Walk The Edge (Thunder Road #2)

I roll my eyes. Typical Clara. She’s the main reason why I’m on the outs with my older siblings. Clara forces them to choose between her and me. My sister wields a frightening amount of emotional power over me and there’s not a day that goes by that I don’t think of the damaged relationship between me and Clara.

“You and I are going to talk like I said we would,” says Liam. “Let me take Bre home.”

Clara places her hand on the handle. “Stop the car now or I’ll open the door and jump. You know I’m not kidding.”

Liam mumbles a curse as he eases over to the curb and then pleads with me using his eyes. Pleads. Like he wants me to offer to be the one to walk home. Yes, we are three blocks away. Yes, our neighborhood is safe, but I’m not the one pitching a fit like a four-year-old.

There’s an awkward pause in the car as they wait for me to be the one to leave. I cross my arms over my chest. This may make me a horrible human being, but Liam’s driving me home.

“Fine.” Clara breathes out like she’s choking on fire. “I’ll be waiting here when you’re done.” She slams the door, then collapses to the curb in front of the car like a beaten stray dog.

I hate her. I hate Liam for not leaving. I hate myself more for considering getting out. Even though Clara does stuff like this to needle me, there’s something about how she fixates on the ends of her brown hair that makes her appear broken.

“What’s her problem?” I ask. Clara drops her hair like she’s disgusted. Most of us in the family have black hair. She’s tried dyeing hers black, but her hair never holds the color.

“She’s going through some stuff. Big stuff. Clara needs a friend right now.”

Don’t we all.

“Clara’s upset Mom and Dad asked her to pay tuition. She struggles with focusing.”

Clara’s brain is like mine. She also remembers things extremely well, but the craziness I experience when I’m not working on something—when I’m not solving a crossword puzzle or a brainteaser—Clara feels it constantly, and I hurt for her. I’ve felt like she does twice in my life and both times it was like someone blaring a never-ending foghorn. I’ve found ways to keep my brain active. Clara never discovered a solution to stay focused. At least a healthy solution.

“Handling how your brains work,” Liam continues, “it doesn’t come as easily to her as it does to you. It’s like you’re the same, but hardwired differently.”

Clara has said that to me more than a hundred thousand different ways since we were young. My favorite being that I stole her ability to focus while we were still eggs in my mother’s ovaries. Because that happens.

“She needs me,” Liam says quietly.

So do I, but I don’t say that. Instead, I lay my fingers on the door handle.

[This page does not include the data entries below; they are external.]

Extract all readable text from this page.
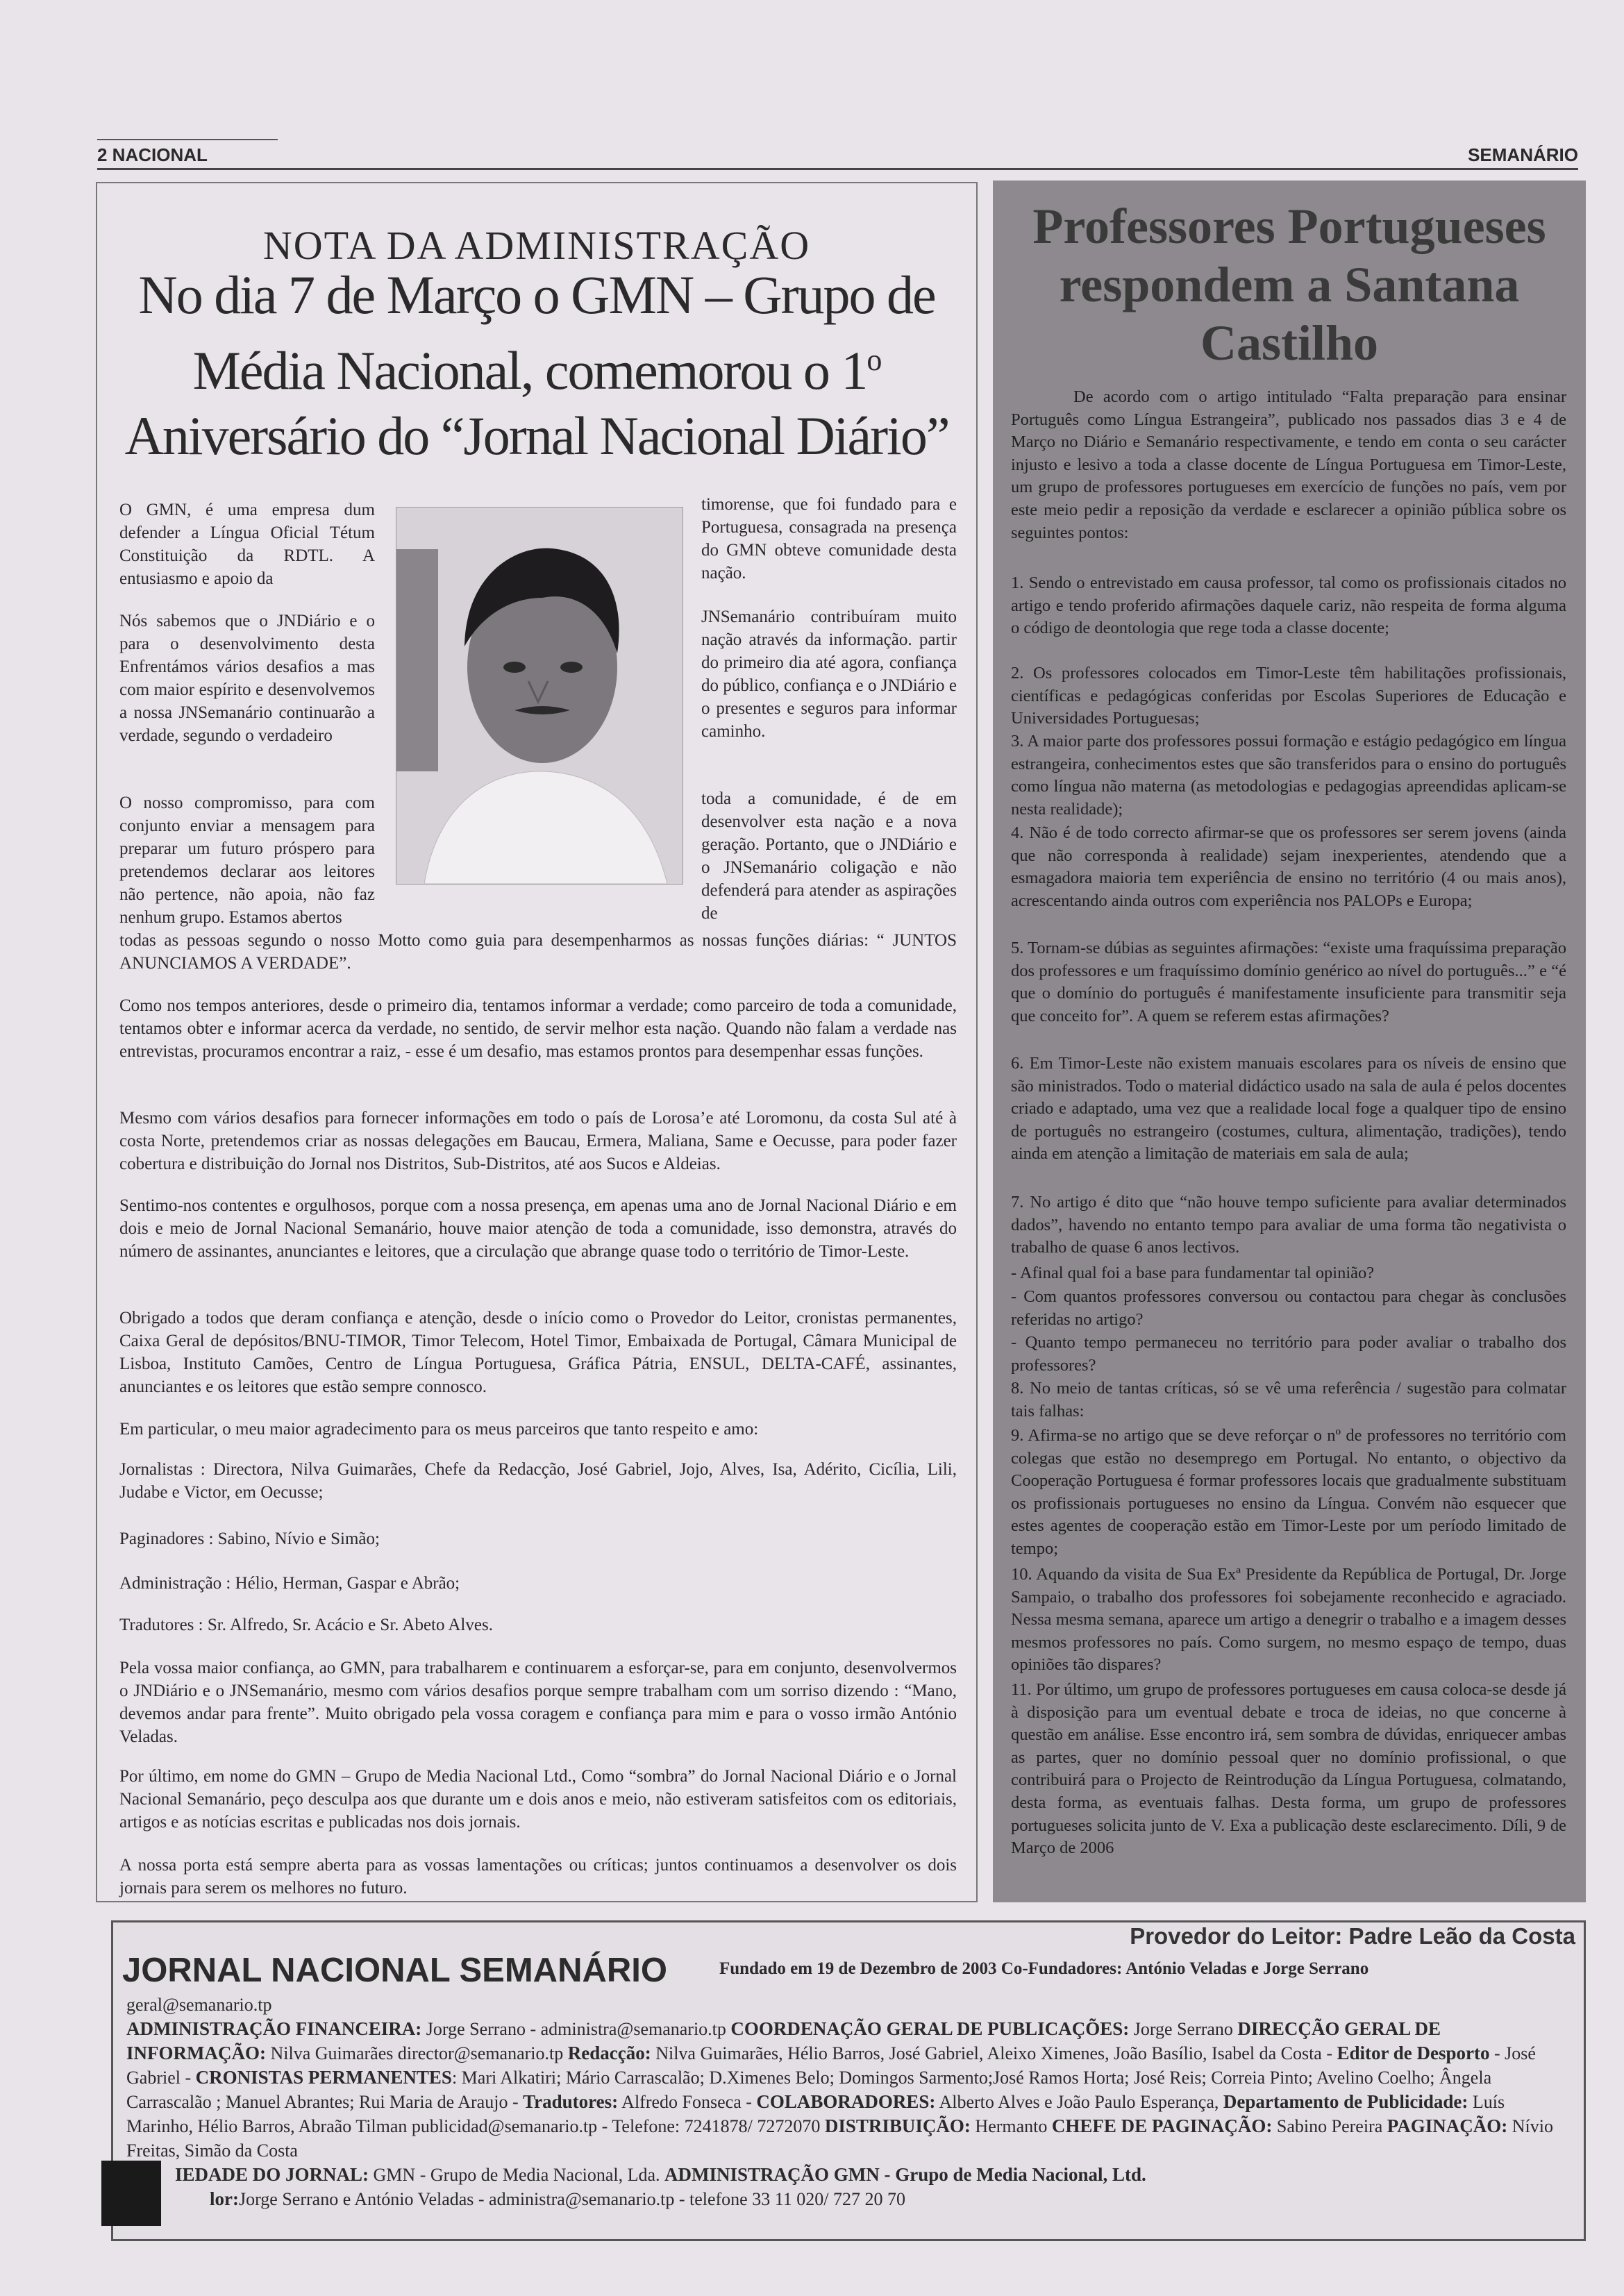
2 NACIONAL	SEMANÁRIO
NOTA DA ADMINISTRAÇÃO
No dia 7 de Março o GMN – Grupo de
Média Nacional, comemorou o 1$^o$
Aniversário do “Jornal Nacional Diário”
O GMN, é uma empresa dum defender a Língua Oficial Tétum Constituição da RDTL. A entusiasmo e apoio da
Nós sabemos que o JNDiário e o para o desenvolvimento desta Enfrentámos vários desafios a mas com maior espírito e desenvolvemos a nossa JNSemanário continuarão a verdade, segundo o verdadeiro
O nosso compromisso, para com conjunto enviar a mensagem para preparar um futuro próspero para pretendemos declarar aos leitores não pertence, não apoia, não faz nenhum grupo. Estamos abertos
timorense, que foi fundado para e Portuguesa, consagrada na presença do GMN obteve comunidade desta nação.
JNSemanário contribuíram muito nação através da informação. partir do primeiro dia até agora, confiança do público, confiança e o JNDiário e o presentes e seguros para informar caminho.
toda a comunidade, é de em desenvolver esta nação e a nova geração. Portanto, que o JNDiário e o JNSemanário coligação e não defenderá para atender as aspirações de
todas as pessoas segundo o nosso Motto como guia para desempenharmos as nossas funções diárias: “ JUNTOS ANUNCIAMOS A VERDADE”.
Como nos tempos anteriores, desde o primeiro dia, tentamos informar a verdade; como parceiro de toda a comunidade, tentamos obter e informar acerca da verdade, no sentido, de servir melhor esta nação. Quando não falam a verdade nas entrevistas, procuramos encontrar a raiz, - esse é um desafio, mas estamos prontos para desempenhar essas funções.
Mesmo com vários desafios para fornecer informações em todo o país de Lorosa’e até Loromonu, da costa Sul até à costa Norte, pretendemos criar as nossas delegações em Baucau, Ermera, Maliana, Same e Oecusse, para poder fazer cobertura e distribuição do Jornal nos Distritos, Sub-Distritos, até aos Sucos e Aldeias.
Sentimo-nos contentes e orgulhosos, porque com a nossa presença, em apenas uma ano de Jornal Nacional Diário e em dois e meio de Jornal Nacional Semanário, houve maior atenção de toda a comunidade, isso demonstra, através do número de assinantes, anunciantes e leitores, que a circulação que abrange quase todo o território de Timor-Leste.
Obrigado a todos que deram confiança e atenção, desde o início como o Provedor do Leitor, cronistas permanentes, Caixa Geral de depósitos/BNU-TIMOR, Timor Telecom, Hotel Timor, Embaixada de Portugal, Câmara Municipal de Lisboa, Instituto Camões, Centro de Língua Portuguesa, Gráfica Pátria, ENSUL, DELTA-CAFÉ, assinantes, anunciantes e os leitores que estão sempre connosco.
Em particular, o meu maior agradecimento para os meus parceiros que tanto respeito e amo:
Jornalistas : Directora, Nilva Guimarães, Chefe da Redacção, José Gabriel, Jojo, Alves, Isa, Adérito, Cicília, Lili, Judabe e Victor, em Oecusse;
Paginadores : Sabino, Nívio e Simão;
Administração : Hélio, Herman, Gaspar e Abrão;
Tradutores : Sr. Alfredo, Sr. Acácio e Sr. Abeto Alves.
Pela vossa maior confiança, ao GMN, para trabalharem e continuarem a esforçar-se, para em conjunto, desenvolvermos o JNDiário e o JNSemanário, mesmo com vários desafios porque sempre trabalham com um sorriso dizendo : “Mano, devemos andar para frente”. Muito obrigado pela vossa coragem e confiança para mim e para o vosso irmão António Veladas.
Por último, em nome do GMN – Grupo de Media Nacional Ltd., Como “sombra” do Jornal Nacional Diário e o Jornal Nacional Semanário, peço desculpa aos que durante um e dois anos e meio, não estiveram satisfeitos com os editoriais, artigos e as notícias escritas e publicadas nos dois jornais.
A nossa porta está sempre aberta para as vossas lamentações ou críticas; juntos continuamos a desenvolver os dois jornais para serem os melhores no futuro.
Professores Portugueses
respondem a Santana
Castilho
De acordo com o artigo intitulado “Falta preparação para ensinar Português como Língua Estrangeira”, publicado nos passados dias 3 e 4 de Março no Diário e Semanário respectivamente, e tendo em conta o seu carácter injusto e lesivo a toda a classe docente de Língua Portuguesa em Timor-Leste, um grupo de professores portugueses em exercício de funções no país, vem por este meio pedir a reposição da verdade e esclarecer a opinião pública sobre os seguintes pontos:
1. Sendo o entrevistado em causa professor, tal como os profissionais citados no artigo e tendo proferido afirmações daquele cariz, não respeita de forma alguma o código de deontologia que rege toda a classe docente;
2. Os professores colocados em Timor-Leste têm habilitações profissionais, científicas e pedagógicas conferidas por Escolas Superiores de Educação e Universidades Portuguesas;
3. A maior parte dos professores possui formação e estágio pedagógico em língua estrangeira, conhecimentos estes que são transferidos para o ensino do português como língua não materna (as metodologias e pedagogias apreendidas aplicam-se nesta realidade);
4. Não é de todo correcto afirmar-se que os professores ser serem jovens (ainda que não corresponda à realidade) sejam inexperientes, atendendo que a esmagadora maioria tem experiência de ensino no território (4 ou mais anos), acrescentando ainda outros com experiência nos PALOPs e Europa;
5. Tornam-se dúbias as seguintes afirmações: “existe uma fraquíssima preparação dos professores e um fraquíssimo domínio genérico ao nível do português...” e “é que o domínio do português é manifestamente insuficiente para transmitir seja que conceito for”. A quem se referem estas afirmações?
6. Em Timor-Leste não existem manuais escolares para os níveis de ensino que são ministrados. Todo o material didáctico usado na sala de aula é pelos docentes criado e adaptado, uma vez que a realidade local foge a qualquer tipo de ensino de português no estrangeiro (costumes, cultura, alimentação, tradições), tendo ainda em atenção a limitação de materiais em sala de aula;
7. No artigo é dito que “não houve tempo suficiente para avaliar determinados dados”, havendo no entanto tempo para avaliar de uma forma tão negativista o trabalho de quase 6 anos lectivos.
- Afinal qual foi a base para fundamentar tal opinião?
- Com quantos professores conversou ou contactou para chegar às conclusões referidas no artigo?
- Quanto tempo permaneceu no território para poder avaliar o trabalho dos professores?
8. No meio de tantas críticas, só se vê uma referência / sugestão para colmatar tais falhas:
9. Afirma-se no artigo que se deve reforçar o nº de professores no território com colegas que estão no desemprego em Portugal. No entanto, o objectivo da Cooperação Portuguesa é formar professores locais que gradualmente substituam os profissionais portugueses no ensino da Língua. Convém não esquecer que estes agentes de cooperação estão em Timor-Leste por um período limitado de tempo;
10. Aquando da visita de Sua Exª Presidente da República de Portugal, Dr. Jorge Sampaio, o trabalho dos professores foi sobejamente reconhecido e agraciado. Nessa mesma semana, aparece um artigo a denegrir o trabalho e a imagem desses mesmos professores no país. Como surgem, no mesmo espaço de tempo, duas opiniões tão dispares?
11. Por último, um grupo de professores portugueses em causa coloca-se desde já à disposição para um eventual debate e troca de ideias, no que concerne à questão em análise. Esse encontro irá, sem sombra de dúvidas, enriquecer ambas as partes, quer no domínio pessoal quer no domínio profissional, o que contribuirá para o Projecto de Reintrodução da Língua Portuguesa, colmatando, desta forma, as eventuais falhas. Desta forma, um grupo de professores portugueses solicita junto de V. Exa a publicação deste esclarecimento. Díli, 9 de Março de 2006
Provedor do Leitor: Padre Leão da Costa
JORNAL NACIONAL SEMANÁRIO	Fundado em 19 de Dezembro de 2003 Co-Fundadores: António Veladas e Jorge Serrano
geral@semanario.tp
ADMINISTRAÇÃO FINANCEIRA: Jorge Serrano - administra@semanario.tp COORDENAÇÃO GERAL DE PUBLICAÇÕES: Jorge Serrano DIRECÇÃO GERAL DE INFORMAÇÃO: Nilva Guimarães director@semanario.tp Redacção: Nilva Guimarães, Hélio Barros, José Gabriel, Aleixo Ximenes, João Basílio, Isabel da Costa - Editor de Desporto - José Gabriel - CRONISTAS PERMANENTES: Mari Alkatiri; Mário Carrascalão; D.Ximenes Belo; Domingos Sarmento;José Ramos Horta; José Reis; Correia Pinto; Avelino Coelho; Ângela Carrascalão ; Manuel Abrantes; Rui Maria de Araujo - Tradutores: Alfredo Fonseca - COLABORADORES: Alberto Alves e João Paulo Esperança, Departamento de Publicidade: Luís Marinho, Hélio Barros, Abraão Tilman publicidad@semanario.tp - Telefone: 7241878/ 7272070 DISTRIBUIÇÃO: Hermanto CHEFE DE PAGINAÇÃO: Sabino Pereira PAGINAÇÃO: Nívio Freitas, Simão da Costa
IEDADE DO JORNAL: GMN - Grupo de Media Nacional, Lda. ADMINISTRAÇÃO GMN - Grupo de Media Nacional, Ltd.
lor:Jorge Serrano e António Veladas - administra@semanario.tp - telefone 33 11 020/ 727 20 70
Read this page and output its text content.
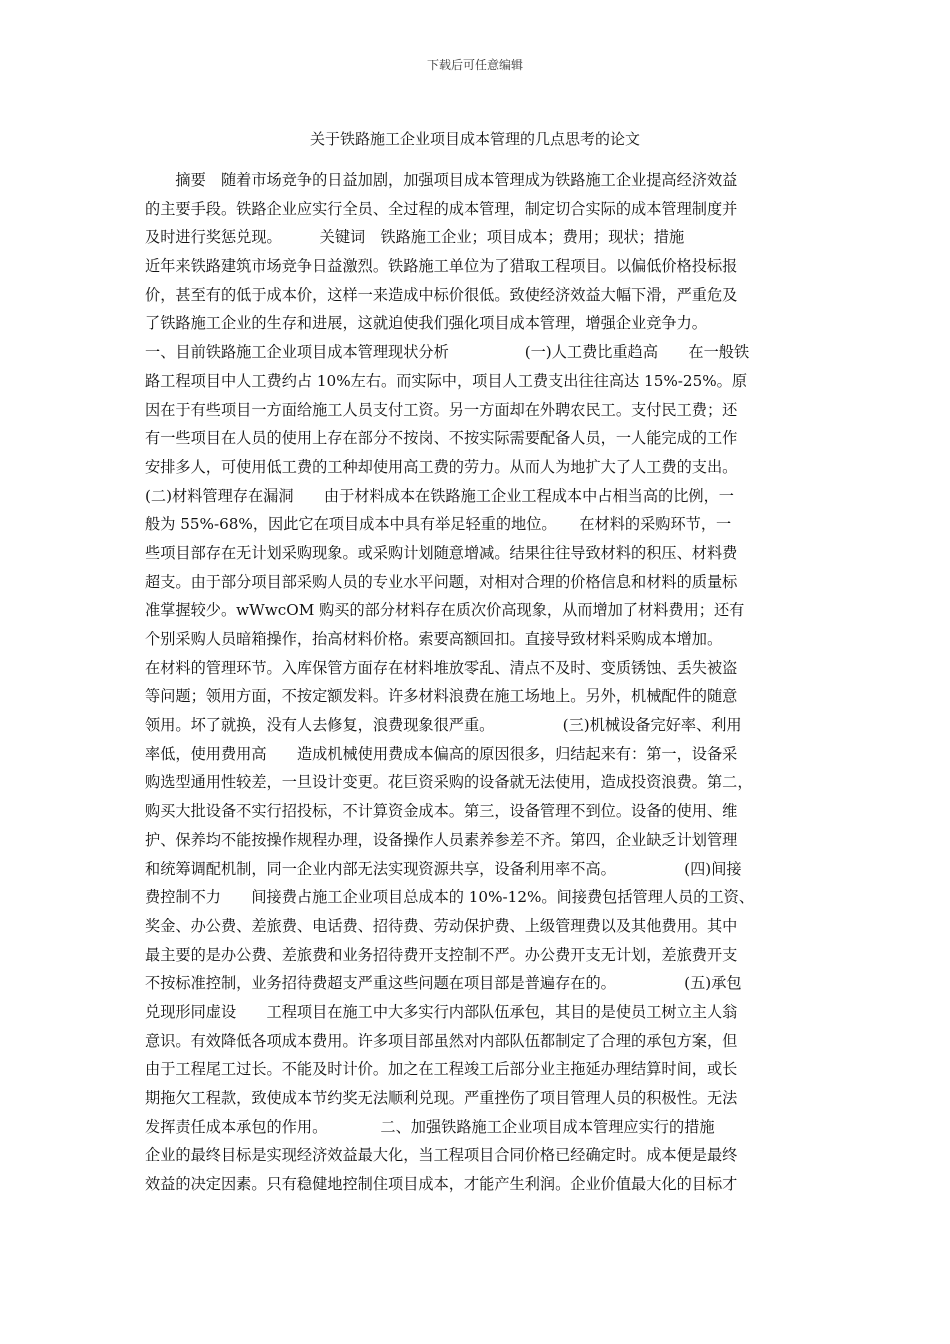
下载后可任意编辑
关于铁路施工企业项目成本管理的几点思考的论文
　　摘要　随着市场竞争的日益加剧，加强项目成本管理成为铁路施工企业提高经济效益
的主要手段。铁路企业应实行全员、全过程的成本管理，制定切合实际的成本管理制度并
及时进行奖惩兑现。　　　关键词　铁路施工企业；项目成本；费用；现状；措施
近年来铁路建筑市场竞争日益激烈。铁路施工单位为了猎取工程项目。以偏低价格投标报
价，甚至有的低于成本价，这样一来造成中标价很低。致使经济效益大幅下滑，严重危及
了铁路施工企业的生存和进展，这就迫使我们强化项目成本管理，增强企业竞争力。
一、目前铁路施工企业项目成本管理现状分析　　　　　(一)人工费比重趋高　　在一般铁
路工程项目中人工费约占 10%左右。而实际中，项目人工费支出往往高达 15%-25%。原
因在于有些项目一方面给施工人员支付工资。另一方面却在外聘农民工。支付民工费；还
有一些项目在人员的使用上存在部分不按岗、不按实际需要配备人员，一人能完成的工作
安排多人，可使用低工费的工种却使用高工费的劳力。从而人为地扩大了人工费的支出。
(二)材料管理存在漏洞　　由于材料成本在铁路施工企业工程成本中占相当高的比例，一
般为 55%-68%，因此它在项目成本中具有举足轻重的地位。　　在材料的采购环节，一
些项目部存在无计划采购现象。或采购计划随意增减。结果往往导致材料的积压、材料费
超支。由于部分项目部采购人员的专业水平问题，对相对合理的价格信息和材料的质量标
准掌握较少。wWwcOM 购买的部分材料存在质次价高现象，从而增加了材料费用；还有
个别采购人员暗箱操作，抬高材料价格。索要高额回扣。直接导致材料采购成本增加。
在材料的管理环节。入库保管方面存在材料堆放零乱、清点不及时、变质锈蚀、丢失被盗
等问题；领用方面，不按定额发料。许多材料浪费在施工场地上。另外，机械配件的随意
领用。坏了就换，没有人去修复，浪费现象很严重。　　　　　(三)机械设备完好率、利用
率低，使用费用高　　造成机械使用费成本偏高的原因很多，归结起来有：第一，设备采
购选型通用性较差，一旦设计变更。花巨资采购的设备就无法使用，造成投资浪费。第二，
购买大批设备不实行招投标，不计算资金成本。第三，设备管理不到位。设备的使用、维
护、保养均不能按操作规程办理，设备操作人员素养参差不齐。第四，企业缺乏计划管理
和统筹调配机制，同一企业内部无法实现资源共享，设备利用率不高。　　　　　(四)间接
费控制不力　　间接费占施工企业项目总成本的 10%-12%。间接费包括管理人员的工资、
奖金、办公费、差旅费、电话费、招待费、劳动保护费、上级管理费以及其他费用。其中
最主要的是办公费、差旅费和业务招待费开支控制不严。办公费开支无计划，差旅费开支
不按标准控制，业务招待费超支严重这些问题在项目部是普遍存在的。　　　　　(五)承包
兑现形同虚设　　工程项目在施工中大多实行内部队伍承包，其目的是使员工树立主人翁
意识。有效降低各项成本费用。许多项目部虽然对内部队伍都制定了合理的承包方案，但
由于工程尾工过长。不能及时计价。加之在工程竣工后部分业主拖延办理结算时间，或长
期拖欠工程款，致使成本节约奖无法顺利兑现。严重挫伤了项目管理人员的积极性。无法
发挥责任成本承包的作用。　　　　二、加强铁路施工企业项目成本管理应实行的措施
企业的最终目标是实现经济效益最大化，当工程项目合同价格已经确定时。成本便是最终
效益的决定因素。只有稳健地控制住项目成本，才能产生利润。企业价值最大化的目标才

“Thanks, Bre.” Liam smiles as if his approval should be enough of a reward. Unfortunately, I’m pathetic enough that a part of me gets sappy because I did earn it.

“I am sorry for yelling. The Reign of Terror are dangerous. They hurt people. If you knew the stories I’ve heard, seen some of the shit they pull, you’d understand why I was angry.”

Liam’s eighteen months older, but he consistently treats me like I’m eight instead of seventeen. I doubt there’s a soul in this town who isn’t aware of the Terror’s reputation.

“And you were there with them. Alone. That’s not good.”

“I know,” I say softly. “He approached me. It wasn’t the other way around.”

“Did any of them hurt you?”

“No.”

“Scare you?”

Yeah, but somehow that feels wrong to say. “The guy that was near me fixed my phone.”

Liam chuckles and it relieves some of the tension in the car. “It broke again?”

Against my wishes, the ends of my mouth edge up. “Yeah.”

I need a new one, but with nine kids, three of them in college, money is tight. I bought that phone with money I earned selling soft-serve ice cream last summer at the Barrel of Fun.

“Jesus, Bre. Just, Jesus.” The lightness fades as Liam rolls his neck. “Are you sure you’re okay with this? It’s only three blocks and Addison’s house is on the way.”

It’s not okay, but what difference would it make if I said so. My response is to leave the car. I have the fleeting thought to ram my fist into Clara’s stomach when she hops up from the curb and heads for the passenger seat with a smirk on her face. She played her hand and she won.

I hate her. I really, really do, and for the level of hate festering in me, when I die, I am probably heading to hell.

Liam U-turns and I watch as the headlights of the other passing cars blur into one another. I tilt my head back and stare at the first bright star in the sky. A long time ago, I used to wish on stars, but the act is useless. It’s a fairy tale created to make us think we have some semblance of control over our lives. I used to believe in magic, but I’m seventeen now and I gave up on happy endings a long time ago.





RAZOR

THE WATER BEATS down from the showerhead and steam rises around me. I should scale back the temperature from boiling to near scalding, but the heat eases some of the anger tightening the muscles in my neck.